The American Society of Civil Engineers (ASCE) recently released its latest series of state infrastructure report cards. The organization and its local chapters grade states on a span of public infrastructure elements ranging from airports and roads to drinking water and solid waste disposal. ASCE's last report was issued in 2011.
While New Hampshire's grades are generally in the C and D range (in line with most other states), there are a few bright spots. For example, twenty-five municipally-owned bridges and 16 state-owned structures were eliminated from the so-called "Red List" since ASCE's 2011 report.
Red list bridges are considered to be structurally deficient or in poor condition and require frequent inspection and maintenance. Of the 3,482 bridges in the state, 13%, or 492 currently fall into the red list category. This compares to 9.1% nationally.
The report states that nearly 80% of all state-owned bridges were constructed prior to 1980. More than 650 of these bridges are over 75 years of age. And between 2010 and 2015, the average age of state-owned bridges increased from 52 to 56 years. A typical bridge design life is 50 years, and therefore, the average bridge in New Hampshire now has reached or exceeded its planned functional life.
The report rates the condition of bridges nationally as C+ with New Hampshire's rated at C-.
Conditions of roads improving
On the roads and highways front, the report notes that New Hampshire has seen an increase in vehicle miles traveled since 2011 and large investments have been made in the Interstate 93 corridor and Spaulding Turnpike.

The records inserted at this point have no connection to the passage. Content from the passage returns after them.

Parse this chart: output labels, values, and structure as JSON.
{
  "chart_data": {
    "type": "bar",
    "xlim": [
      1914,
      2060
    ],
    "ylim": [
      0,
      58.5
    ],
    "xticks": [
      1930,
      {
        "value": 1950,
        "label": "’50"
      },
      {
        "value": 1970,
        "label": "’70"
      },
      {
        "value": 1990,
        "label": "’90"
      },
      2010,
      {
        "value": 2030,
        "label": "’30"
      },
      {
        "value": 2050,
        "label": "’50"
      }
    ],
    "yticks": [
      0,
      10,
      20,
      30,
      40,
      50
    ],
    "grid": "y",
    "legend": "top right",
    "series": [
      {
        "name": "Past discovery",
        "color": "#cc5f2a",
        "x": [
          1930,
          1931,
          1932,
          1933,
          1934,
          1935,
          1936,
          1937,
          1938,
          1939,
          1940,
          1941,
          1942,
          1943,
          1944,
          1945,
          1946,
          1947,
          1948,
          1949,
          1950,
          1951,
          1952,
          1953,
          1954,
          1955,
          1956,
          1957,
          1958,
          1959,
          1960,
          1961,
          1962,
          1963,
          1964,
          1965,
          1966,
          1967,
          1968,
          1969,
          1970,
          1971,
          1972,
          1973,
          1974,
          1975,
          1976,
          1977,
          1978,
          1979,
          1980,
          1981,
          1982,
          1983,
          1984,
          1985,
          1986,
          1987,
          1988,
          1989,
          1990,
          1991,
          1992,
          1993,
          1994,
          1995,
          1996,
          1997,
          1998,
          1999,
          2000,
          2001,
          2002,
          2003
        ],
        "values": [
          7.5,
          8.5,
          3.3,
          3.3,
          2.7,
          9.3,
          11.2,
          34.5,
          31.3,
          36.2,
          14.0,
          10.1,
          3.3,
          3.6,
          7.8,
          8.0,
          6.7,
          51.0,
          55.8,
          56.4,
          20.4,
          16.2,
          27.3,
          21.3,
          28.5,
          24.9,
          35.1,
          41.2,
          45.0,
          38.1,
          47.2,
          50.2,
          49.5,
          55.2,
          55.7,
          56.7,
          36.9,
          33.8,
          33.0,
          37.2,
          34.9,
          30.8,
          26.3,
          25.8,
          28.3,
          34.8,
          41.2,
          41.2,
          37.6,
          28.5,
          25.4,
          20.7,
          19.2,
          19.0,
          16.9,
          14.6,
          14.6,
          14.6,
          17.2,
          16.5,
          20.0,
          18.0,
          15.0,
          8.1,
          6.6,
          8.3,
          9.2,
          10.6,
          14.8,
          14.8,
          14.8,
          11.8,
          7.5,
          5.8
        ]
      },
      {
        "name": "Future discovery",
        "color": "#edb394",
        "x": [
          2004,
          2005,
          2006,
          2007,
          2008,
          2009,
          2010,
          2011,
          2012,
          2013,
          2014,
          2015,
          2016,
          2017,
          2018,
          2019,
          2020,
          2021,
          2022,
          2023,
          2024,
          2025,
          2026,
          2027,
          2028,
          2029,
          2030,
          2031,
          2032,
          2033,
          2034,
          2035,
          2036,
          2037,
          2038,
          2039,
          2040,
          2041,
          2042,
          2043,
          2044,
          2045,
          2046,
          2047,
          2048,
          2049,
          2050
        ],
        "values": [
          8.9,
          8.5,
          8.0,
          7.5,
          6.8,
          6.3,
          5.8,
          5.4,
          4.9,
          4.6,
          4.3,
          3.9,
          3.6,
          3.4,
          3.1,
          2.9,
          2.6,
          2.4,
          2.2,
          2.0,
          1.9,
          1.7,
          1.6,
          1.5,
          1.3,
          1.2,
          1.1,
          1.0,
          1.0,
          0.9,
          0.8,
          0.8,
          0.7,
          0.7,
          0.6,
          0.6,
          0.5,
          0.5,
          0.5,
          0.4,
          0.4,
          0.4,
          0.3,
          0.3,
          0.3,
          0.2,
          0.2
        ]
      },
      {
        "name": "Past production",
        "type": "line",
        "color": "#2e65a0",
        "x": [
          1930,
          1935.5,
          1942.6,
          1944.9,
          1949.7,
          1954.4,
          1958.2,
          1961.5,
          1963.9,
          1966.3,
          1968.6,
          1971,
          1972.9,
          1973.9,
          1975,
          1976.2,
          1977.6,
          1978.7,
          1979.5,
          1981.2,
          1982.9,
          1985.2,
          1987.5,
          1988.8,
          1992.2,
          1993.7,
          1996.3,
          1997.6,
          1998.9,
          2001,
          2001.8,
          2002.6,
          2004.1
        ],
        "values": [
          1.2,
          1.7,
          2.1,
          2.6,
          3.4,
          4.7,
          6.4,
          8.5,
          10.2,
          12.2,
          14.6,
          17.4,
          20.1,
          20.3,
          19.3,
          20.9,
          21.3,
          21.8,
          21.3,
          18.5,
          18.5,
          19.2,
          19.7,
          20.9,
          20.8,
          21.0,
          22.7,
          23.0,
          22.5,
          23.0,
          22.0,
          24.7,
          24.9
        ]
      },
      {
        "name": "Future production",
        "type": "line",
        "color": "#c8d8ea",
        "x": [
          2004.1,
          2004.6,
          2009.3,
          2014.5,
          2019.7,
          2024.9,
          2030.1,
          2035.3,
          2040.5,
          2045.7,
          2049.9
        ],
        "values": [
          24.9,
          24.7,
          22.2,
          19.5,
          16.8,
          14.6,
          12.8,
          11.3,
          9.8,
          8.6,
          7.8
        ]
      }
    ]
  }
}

Currently 47% of the state's road network (federal, state and municipal) is rated in good condition, 24% in fair condition, 22% in poor condition and 7% in very poor condition --which indicates some improvement since ASCE's last report.
ASCE rates the condition of roads nationally as D, with New Hampshire's rated at C-.
New Hampshire passed a 4.2-cent-per-gallon gas tax increase in 2014, which helps to offset some of the costs from 20 years of deferred investment. However, the report points out that as vehicles become more energy efficient and are able to drive more miles per gallon, gasoline taxes should realistically be increased to keep up with road maintenance and construction.
While not in the report, it should be noted that Governor Sununu proposed using surplus state revenues (after topping off the Rainy Day Fund) to create an "Infrastructure Revitalization Fund" to provide grants to local communities for road, bridge, drinking water and school building costs -- many of the areas that the report indicates that the state needs to address. Both the NH House and Senate also believe the state needs to increase its investment in infrastructure.